Zastaw - podobnie jak hipoteka, o której pisaliśmy w poprzednim numerze - zabezpiecza wierzytelność. Różni się jednak od hipoteki w sposób zasadniczy: otóż hipotekę można ustanowić tylko na
nieruchomości, natomiast zastaw - na rzeczach ruchomych. Dla ustanowienia zastawu konieczne jest przeniesienie posiadania danej rzeczy na zastawnika, tzn. wierzyciela zabezpieczonego zastawem, czyli
tego, kto nam pożyczył pieniądze. (Posiadanie danej rzeczy wcale nie oznacza, że stajemy się jej właścicielem - można rzecz posiadać, nie będąc jej właścicielem, np. najem mieszkania. Posiadanie
oznacza jedynie władanie daną rzeczą tak jak właściciel).

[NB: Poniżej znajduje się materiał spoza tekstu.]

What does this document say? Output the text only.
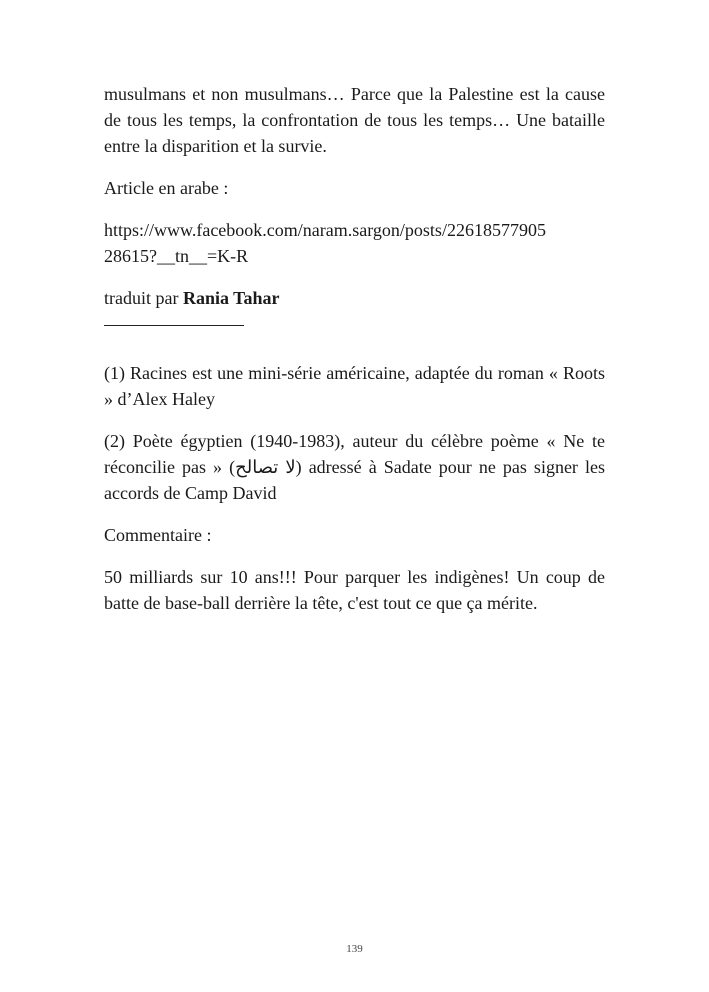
musulmans et non musulmans… Parce que la Palestine est la cause de tous les temps, la confrontation de tous les temps… Une bataille entre la disparition et la survie.

Article en arabe :

https://www.facebook.com/naram.sargon/posts/22618577905
28615?__tn__=K-R

traduit par Rania Tahar

(1) Racines est une mini-série américaine, adaptée du roman « Roots » d’Alex Haley

(2) Poète égyptien (1940-1983), auteur du célèbre poème « Ne te réconcilie pas » (لا تصالح) adressé à Sadate pour ne pas signer les accords de Camp David

Commentaire :

50 milliards sur 10 ans!!! Pour parquer les indigènes! Un coup de batte de base-ball derrière la tête, c'est tout ce que ça mérite.

139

Do ustanowienia zastawu potrzebna jest umowa między właścicielem rzeczy a wierzycielem oraz - z zastrzeżeniem wyjątków - wydanie rzeczy objętej zastawem wierzycielowi lub osobie trzeciej,
na którą strony się zgodziły. Może, oczywiście, okazać się, że rzecz obciążoną zastawem właściciel zechce sprzedać. Jeśli kupujący będzie musiał kontaktować się z jej posiadaczem, powinno to wzbudzić
jego czujność i wówczas jest mało prawdopodobne, by doszło do „transakcji”. Jeśli jednak kupimy rzecz obciążoną zastawem, przyjmuje się, że wygasa on, o ile kupujący nabył rzecz w dobrej wierze,
tzn. nie wiedział o zastwie.
Oprócz zwykłego zastawu mamy zastaw rejestrowy. Powstał on na gruncie kredytów bankowych, gdzie branie w posiadanie rzeczy ruchomych było dla banku niewygodne. Aby jednak odnotować gdzieś, że na danej
rzeczy jest ustanowiony zastaw, stworzono tzw. rejestr zastawów (prowadzą go sądy). W tym przypadku rzecz obciążona zastawem nie zmienia posiadacza, ale w rejestrze odnotowany jest na niej zastaw. Jeśli
przystępujemy do jakiejś poważniejszej transakcji, warto sprawdzić w rejestrze zastawów, czy dana rzecz nie jest przypadkiem obciążona zastawem. Przepisy w tym przypadku są bezlitosne - może się
okazać, że stracimy kupiony przez nas samochód, na którym był ustanowiony zastaw.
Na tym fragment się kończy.